03 June 2006

741) THE COST OF DEPENDENCE

The sudden increase of natural gas prices in the last December resulted in a trouble for those states that import natural gas from Russia. Price increase varies from a hundred percent (Armenia) to four hundred percent (Ukraine); whereas, the price of natural gas provided to Belarus, acting as the ‘docile kid’ of Russia, remains the same.

As a matter of fact, it is understandable for Russia to increase natural gas prices to a reasonable level, since former Soviet Republics have long been provided with natural gas with a price quite below world average. However, sudden and enormous increase in prices creates serious economic problems for these states. It also shows that there might be political considerations as well as economic ones; in other words, Russia might want to show its power to some states through this price policy. The governmental crisis in Ukraine due to natural gas prices verifies that Russia acted also with political considerations.

Did Russia pursue some political aims against Armenia as well? When bilateral relations between these two states are examined, it can be observed that since its independence, Armenia has been the principle ally of Russia in Southern Caucasus. With Kocharian’s presidency and his establishment of close relations with the Armenian diaspora, Armenia began to develop its relations with USA and EU, without neglecting her relations with Russia. This policy, which is named by Armenian statesmen as ‘complementarity’ meaning to preserve good relations with both sides, has been losing lately its meaning because of Armenian inclination to USA and EU. With the efforts of the Armenian community, USA has always supported Armenia. What is more, the amount of direct aid to Armenia reached to 1,6 billion dollars; and with a new program, named as New Millennium Challenge Account, another 235 million dollars were allocated to Armenia to cope with poverty. Also, Armenia has signed an ‘Individual Partnership Plan’ with NATO under the influence of the USA. Furthermore, the EU included Armenia to its New Neighborhood Policy. On the other hand, Russia could not produce an alternative to these initiatives; therefore she is losing her primacy in Armenian politics.

Certainly, Russian decision to increase natural gas prices for Armenia reflects her concerns for Armenian inclination to USA and EU. Russia might decide to warn Armenia for her policy choices by using its almost monopolistic natural gas sector.

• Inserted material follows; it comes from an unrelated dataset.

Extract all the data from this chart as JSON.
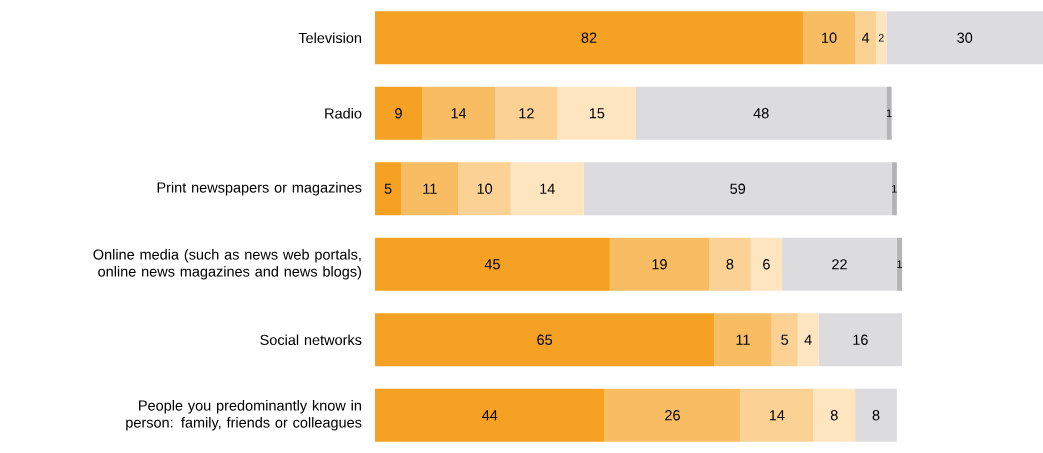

Armenia worked hard to change these new prices. President Kocharian met with Russian President Putin in Sochi. Although Russia did not reverse the increase in prices, two presidents decided to meet again in late January. While it was hoped that Russia might decrease the price of natural gas, on January 13, Armenian Prime Minister Markarian declared that Armenia accepted to pay 56 dollars for 1000 cubic meters of natural gas until April 1, 2006, and 110 dollars for 1000 cubic meters after that day. He added that the ultimate decision would be taken in line with the results of two presidents’ meeting. What is more, Markarian stated that the government was searching for resources to compensate these price increases and did not intend to increase the price of electricity. He also mentioned that the government would not get credit from Russia by delivering some industrial facilities; if necessary, Western states or international organizations might be applied for credit with appropriate conditions

The cost of new prices for Armenia is 110 million dollars. This is troublesome for a country whose national income is less than 3 billion dollars. It is not clear how Armenia would compensate this increase in prices. Armenia should find new resources, since the government does not want to increase electricity prices because of concerns for popular discontent, and since borrowing would be a temporary relief. Within this framework, it is possible that the government would take austerity measures as well as it would demand more aids from the diaspora. What is more, completion of the natural gas pipeline from Iran is necessary.

Certainly, this price increase would affect the bilateral relations between Armenia and Russia negatively. However, it is unlikely that Armenia will abruptly depart from Russian influence, since Russia has no alternative in terms of security, and as long as Karabagh problem still continues.

Although Armenian political circles are disappointed with these price increases, Armenian public opinion continues its confidence in Russia. In a public survey, which was made before Russian decision to increase prices, 76% of those participated to this survey said that they did not believe that Russia would increase prices a hundred percent. Since this increase is realized, if Armenian government has to increase electricity prices, Armenians would also be disappointed by Russia.